I would like to wish a very happy New Year to all stakeholders of Brooks Microfinance Bank and the general public. I am so grateful to God for keeping us all alive to see the new year, 2024. The year 2023 was a turbulent year. Our Nation passed through Economic, Political and Social upheavals that jostled every sector including the Finance Industry where we are operating. It was a year where a lot of Nigerians lost hope in our economy and left the country in droves in search of greener pasture. This left in its wake the brain- drain syndrome which made the recruitment of experienced staff a bit difficult.
The year 2023 was also marked by  spiral inflation that affected immensely the prices of goods and services thus, weakening the propensity to save. However, it is heartening to say that despite these negative narratives our bank’s Financials were outstanding. Our profit level was good and all our Ratios showed positive trend. I commend the Board and the Management Team for good corporate governance and good management skills respectively. Without being pessimistic, I would like to opine, with the help of hindsight, that at least, in the short run not much will change in our economic and financial system in the year 2024. We will therefore be proactive from day one in the way we approach our business. More emphasis will be laid on Staff Training to ensure that both new and old staff members acquire the necessary knowledge and skills required to manoeuvre the challenging business environment that the times present.

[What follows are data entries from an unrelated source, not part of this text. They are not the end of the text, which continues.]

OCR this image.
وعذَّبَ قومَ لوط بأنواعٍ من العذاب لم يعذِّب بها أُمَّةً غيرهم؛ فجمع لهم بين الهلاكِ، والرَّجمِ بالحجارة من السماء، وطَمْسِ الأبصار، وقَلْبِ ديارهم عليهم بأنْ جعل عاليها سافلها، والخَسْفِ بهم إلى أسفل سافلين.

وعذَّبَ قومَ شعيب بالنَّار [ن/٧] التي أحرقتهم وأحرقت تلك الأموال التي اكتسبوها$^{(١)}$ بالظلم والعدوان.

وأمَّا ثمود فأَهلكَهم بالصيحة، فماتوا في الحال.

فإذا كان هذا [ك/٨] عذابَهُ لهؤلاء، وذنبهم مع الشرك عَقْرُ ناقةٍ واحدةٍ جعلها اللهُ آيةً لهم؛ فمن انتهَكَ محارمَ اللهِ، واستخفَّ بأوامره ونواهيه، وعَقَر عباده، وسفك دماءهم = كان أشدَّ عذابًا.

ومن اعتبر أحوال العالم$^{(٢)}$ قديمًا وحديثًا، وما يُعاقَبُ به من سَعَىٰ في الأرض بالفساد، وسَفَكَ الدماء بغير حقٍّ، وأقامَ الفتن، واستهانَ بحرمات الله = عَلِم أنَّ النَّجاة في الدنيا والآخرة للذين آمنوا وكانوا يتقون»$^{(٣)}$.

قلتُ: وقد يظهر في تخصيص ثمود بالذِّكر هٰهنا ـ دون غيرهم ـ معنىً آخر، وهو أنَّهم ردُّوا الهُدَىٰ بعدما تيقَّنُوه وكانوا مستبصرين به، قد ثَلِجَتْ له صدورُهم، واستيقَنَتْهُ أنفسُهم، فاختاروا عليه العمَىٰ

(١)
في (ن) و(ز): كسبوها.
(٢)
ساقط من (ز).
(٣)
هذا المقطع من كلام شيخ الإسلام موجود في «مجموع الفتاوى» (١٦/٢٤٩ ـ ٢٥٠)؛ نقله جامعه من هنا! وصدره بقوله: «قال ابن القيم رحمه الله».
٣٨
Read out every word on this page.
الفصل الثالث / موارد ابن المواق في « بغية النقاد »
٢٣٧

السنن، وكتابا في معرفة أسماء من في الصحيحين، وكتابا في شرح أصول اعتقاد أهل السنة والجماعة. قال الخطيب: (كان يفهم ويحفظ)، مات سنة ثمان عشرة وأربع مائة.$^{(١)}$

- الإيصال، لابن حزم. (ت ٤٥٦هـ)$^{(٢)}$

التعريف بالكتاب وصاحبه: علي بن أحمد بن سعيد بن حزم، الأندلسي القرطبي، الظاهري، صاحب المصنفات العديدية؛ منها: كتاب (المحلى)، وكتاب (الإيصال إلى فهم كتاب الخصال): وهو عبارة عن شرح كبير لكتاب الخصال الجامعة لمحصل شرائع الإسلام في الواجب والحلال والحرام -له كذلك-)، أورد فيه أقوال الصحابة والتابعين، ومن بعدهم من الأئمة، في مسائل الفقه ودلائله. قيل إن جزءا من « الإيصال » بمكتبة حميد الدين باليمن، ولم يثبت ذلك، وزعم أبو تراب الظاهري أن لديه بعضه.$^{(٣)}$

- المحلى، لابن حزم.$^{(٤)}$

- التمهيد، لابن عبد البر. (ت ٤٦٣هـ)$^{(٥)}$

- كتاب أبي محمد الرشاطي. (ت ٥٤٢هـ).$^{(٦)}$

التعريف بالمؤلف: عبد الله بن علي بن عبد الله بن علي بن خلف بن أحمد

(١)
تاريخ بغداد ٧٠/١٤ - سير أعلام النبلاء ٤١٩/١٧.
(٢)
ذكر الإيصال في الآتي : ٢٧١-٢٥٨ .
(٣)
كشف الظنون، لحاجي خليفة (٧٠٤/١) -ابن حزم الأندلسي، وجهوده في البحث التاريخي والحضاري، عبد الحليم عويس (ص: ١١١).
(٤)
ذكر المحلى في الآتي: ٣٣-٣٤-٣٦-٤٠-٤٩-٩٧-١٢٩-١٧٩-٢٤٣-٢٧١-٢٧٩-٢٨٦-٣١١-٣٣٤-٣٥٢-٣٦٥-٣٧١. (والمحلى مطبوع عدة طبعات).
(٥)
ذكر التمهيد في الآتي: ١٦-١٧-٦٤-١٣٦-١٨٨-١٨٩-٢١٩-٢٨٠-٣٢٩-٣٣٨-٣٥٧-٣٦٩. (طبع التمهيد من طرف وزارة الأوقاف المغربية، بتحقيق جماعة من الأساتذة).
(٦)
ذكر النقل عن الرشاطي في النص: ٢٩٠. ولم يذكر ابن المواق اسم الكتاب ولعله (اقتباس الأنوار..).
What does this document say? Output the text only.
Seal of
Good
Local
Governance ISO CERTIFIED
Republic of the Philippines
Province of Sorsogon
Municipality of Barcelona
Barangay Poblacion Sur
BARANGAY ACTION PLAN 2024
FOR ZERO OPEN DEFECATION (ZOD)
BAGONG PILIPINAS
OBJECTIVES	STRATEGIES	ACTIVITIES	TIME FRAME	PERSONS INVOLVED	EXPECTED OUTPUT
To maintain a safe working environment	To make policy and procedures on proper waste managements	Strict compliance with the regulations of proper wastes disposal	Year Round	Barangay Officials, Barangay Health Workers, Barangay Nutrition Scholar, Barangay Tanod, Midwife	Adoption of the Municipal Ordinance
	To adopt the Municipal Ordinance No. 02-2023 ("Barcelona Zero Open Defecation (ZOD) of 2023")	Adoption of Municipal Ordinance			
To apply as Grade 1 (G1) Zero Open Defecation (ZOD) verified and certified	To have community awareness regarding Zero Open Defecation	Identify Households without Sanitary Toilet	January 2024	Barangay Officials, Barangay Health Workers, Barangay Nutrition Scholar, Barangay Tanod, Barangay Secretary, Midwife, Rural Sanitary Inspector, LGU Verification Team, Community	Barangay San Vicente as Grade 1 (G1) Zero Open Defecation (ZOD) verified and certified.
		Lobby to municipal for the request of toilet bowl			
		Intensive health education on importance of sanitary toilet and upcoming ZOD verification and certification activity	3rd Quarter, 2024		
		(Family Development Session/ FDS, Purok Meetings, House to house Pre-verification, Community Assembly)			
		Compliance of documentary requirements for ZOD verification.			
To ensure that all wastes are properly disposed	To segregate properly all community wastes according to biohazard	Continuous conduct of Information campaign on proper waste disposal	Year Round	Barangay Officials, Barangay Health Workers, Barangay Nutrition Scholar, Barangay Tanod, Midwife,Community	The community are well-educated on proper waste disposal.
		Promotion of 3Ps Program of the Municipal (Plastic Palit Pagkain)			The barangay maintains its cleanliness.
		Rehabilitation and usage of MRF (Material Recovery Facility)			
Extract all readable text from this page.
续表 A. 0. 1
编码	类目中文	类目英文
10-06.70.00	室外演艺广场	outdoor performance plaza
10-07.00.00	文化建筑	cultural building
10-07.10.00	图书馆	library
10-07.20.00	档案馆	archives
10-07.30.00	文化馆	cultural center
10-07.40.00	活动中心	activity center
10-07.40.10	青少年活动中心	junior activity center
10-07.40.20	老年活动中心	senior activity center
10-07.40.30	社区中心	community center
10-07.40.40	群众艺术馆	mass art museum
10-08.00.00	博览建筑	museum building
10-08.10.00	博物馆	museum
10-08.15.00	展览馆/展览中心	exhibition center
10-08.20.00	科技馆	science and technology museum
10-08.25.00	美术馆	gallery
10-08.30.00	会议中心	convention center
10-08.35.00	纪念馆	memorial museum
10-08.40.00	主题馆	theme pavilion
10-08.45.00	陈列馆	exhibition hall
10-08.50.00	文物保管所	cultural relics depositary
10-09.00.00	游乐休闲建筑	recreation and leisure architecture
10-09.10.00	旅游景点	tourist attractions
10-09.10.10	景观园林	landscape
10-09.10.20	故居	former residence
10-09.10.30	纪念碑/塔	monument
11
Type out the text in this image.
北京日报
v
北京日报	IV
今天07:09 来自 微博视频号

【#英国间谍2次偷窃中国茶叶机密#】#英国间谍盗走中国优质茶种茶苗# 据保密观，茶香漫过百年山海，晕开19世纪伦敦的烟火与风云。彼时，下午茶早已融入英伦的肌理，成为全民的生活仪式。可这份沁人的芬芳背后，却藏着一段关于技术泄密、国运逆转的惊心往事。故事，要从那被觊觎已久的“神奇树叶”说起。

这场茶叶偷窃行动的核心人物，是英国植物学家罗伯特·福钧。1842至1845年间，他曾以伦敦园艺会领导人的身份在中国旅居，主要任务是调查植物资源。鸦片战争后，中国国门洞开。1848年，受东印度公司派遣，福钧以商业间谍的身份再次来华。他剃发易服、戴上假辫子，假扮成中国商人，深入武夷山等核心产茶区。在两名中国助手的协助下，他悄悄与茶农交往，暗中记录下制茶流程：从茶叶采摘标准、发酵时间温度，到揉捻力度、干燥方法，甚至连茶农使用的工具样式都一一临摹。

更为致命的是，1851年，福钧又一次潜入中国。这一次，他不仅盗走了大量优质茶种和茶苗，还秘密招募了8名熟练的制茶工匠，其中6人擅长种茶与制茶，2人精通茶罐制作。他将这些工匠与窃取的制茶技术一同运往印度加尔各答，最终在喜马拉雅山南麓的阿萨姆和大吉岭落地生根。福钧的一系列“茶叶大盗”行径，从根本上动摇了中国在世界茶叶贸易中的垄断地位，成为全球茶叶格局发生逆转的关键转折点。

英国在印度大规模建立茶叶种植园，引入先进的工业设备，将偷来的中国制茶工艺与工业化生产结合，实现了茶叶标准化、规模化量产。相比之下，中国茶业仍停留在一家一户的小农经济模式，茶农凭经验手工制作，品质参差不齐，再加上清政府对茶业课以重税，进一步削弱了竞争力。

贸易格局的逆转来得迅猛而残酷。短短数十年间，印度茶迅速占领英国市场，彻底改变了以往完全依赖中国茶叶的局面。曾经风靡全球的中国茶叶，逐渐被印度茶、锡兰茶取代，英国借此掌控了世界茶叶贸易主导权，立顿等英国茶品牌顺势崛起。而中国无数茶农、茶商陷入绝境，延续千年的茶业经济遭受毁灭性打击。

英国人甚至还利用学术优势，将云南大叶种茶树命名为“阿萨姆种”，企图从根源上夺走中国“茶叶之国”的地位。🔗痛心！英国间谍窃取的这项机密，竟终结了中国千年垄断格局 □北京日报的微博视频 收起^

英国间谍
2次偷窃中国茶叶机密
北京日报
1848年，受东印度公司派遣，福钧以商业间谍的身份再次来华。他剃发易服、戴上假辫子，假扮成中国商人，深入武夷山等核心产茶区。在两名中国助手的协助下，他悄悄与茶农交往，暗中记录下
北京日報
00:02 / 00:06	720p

We will also enhance our staff welfare such that staff attrition is reduced to the bearest minimum. The bank is also going to strengthen our Product Development Unit to churn out products that will match the changing economic and financial environment. We will pursue robust marketing strategies. Already, we are acquiring lots of POS to enhance our marketing results. Brooks Microfinance Bank is a forward looking bank. To us, customer satisfaction is a sine qua non. It is therefore our plan to enter into full E-banking operations before the end of the first quarter of this year 2024. The process of onboarding with NIBSS is almost concluded. We project a rise in profitability, sound Asset Ratio and proven stability in all ramifications. I thank you all.


About Us

Brooks Microfinance Bank

Licensed in January 2008

Brooks Microfinance Bank is duly licensed by CBN to carry out microfinance business, and we have operated in Uyo for over 15 years and stood the test of time. Our Stability and other Performance measuring Ratios have been impressive over time and public confidence over our bank has been growing by the day. Over time, the bank has been blessed with formidable Board membership, constituting men and women of high integrity and repute, tested professionals and high flyers in their various fields of endeavour. Our obsession in bringing people out of poverty is a critical mass and a driving force for our bank.


Adding value to people and making dreams become real


To operate a sustainable microfinance bank of choice, with high outreach, committed to superior customer services, consistently creating value for all stakeholders through innovative, leading-edge products, delivered by a high quality work force, utilising the best in modern technology.

Our Core Guiding Principles

The following principles describe the core values underlying our planned programming and provide the foundation for future programming. They act as guides to direct our thinking on microfinance business. These include:

First, we at all times strive to undertake Socially Responsible Investment that integrates our financial objectives with the commitment to social concerns such as social justice, economic development, peace and/or a healthy environment into the investment decision-making process.

Second, and as part of our goal of advancing social and economic justice, we shape our services so as to Serve the Poorest Clients in all the communities we operate. Women (particularly widows and girl orphans) will up the majority of our target clients, as they generally have the least means to support themselves, the least access to credit, but the highest loan repayment rate.

Third, we believe that Poor people need a variety of financial services, not just loans. As such, like everyone else, the poor need a range of financial services that are consistent, convenient, flexible, and affordable. Depending on circumstances, they want not only loans, but also savings, insurance, and cash transfer services.

Fourth, we believe that Microcredit is not always the answer; as such, it is not always the best tool for everyone or every situation. For instance, destitute and hungry people with no income or means of repayment need other kinds of support before they can make good use of loans. In many cases, other tools will alleviate poverty better—for example, small grants, employment and training programs, or infrastructure improvements. Where possible, such services would be coupled with building savings.

Fifth, because credit and savings are both important means to finance the growth of economic activities in the rural communities, we will try to always Link Loans to Savingsby connecting the amount lent to the amount saved to help our target clients earn more, build their assets, and cushion themselves against external shocks as they borrow.

Sixth, we Use Solidarity Guarantees as a means to secure loan repayment. Solidarity guarantees will act as social collaterals and link new loans to the repayment of old loans. A group of clients’ guarantees the loans of fellow group members with the understanding that no one in the group will receive a new loan until all loans are repaid.

Seventh, we Practice Participatory Management in all our interventions as one of the key processes for empowering the poorest in a community. Clients will be directly involved in the design, management and administration of the services they receive, from creating by-laws to voting on loan applications to choosing repayment schedules. In this way, we include those most affected by decisions in the decision-making process.

Eighth, we Invest in Scale and Self-sufficiency, as achieving scale advances our mission to serve the poor. We will achieve self-sufficiency through efficient operations and by charging market rates of interest to cover our costs. We believe that cost recovery is not an end in itself; rather, it is the only way to reach scale and impact beyond the limited levels that donors can fund. Achieving sustainability means lowering transaction costs, offering services that are more useful to the target clients, and finding new ways to reach more of the unbanked poor.

Ninth, we continually Plan for permanence. Prior to launching a new program, we plan how the program will evolve into a sustainable resource for the poor. Permanence includes creating a formal specialised microfinance institution, helping our clients transform into larger organizations or consolidating our pilot activities and integrating them into larger local entities.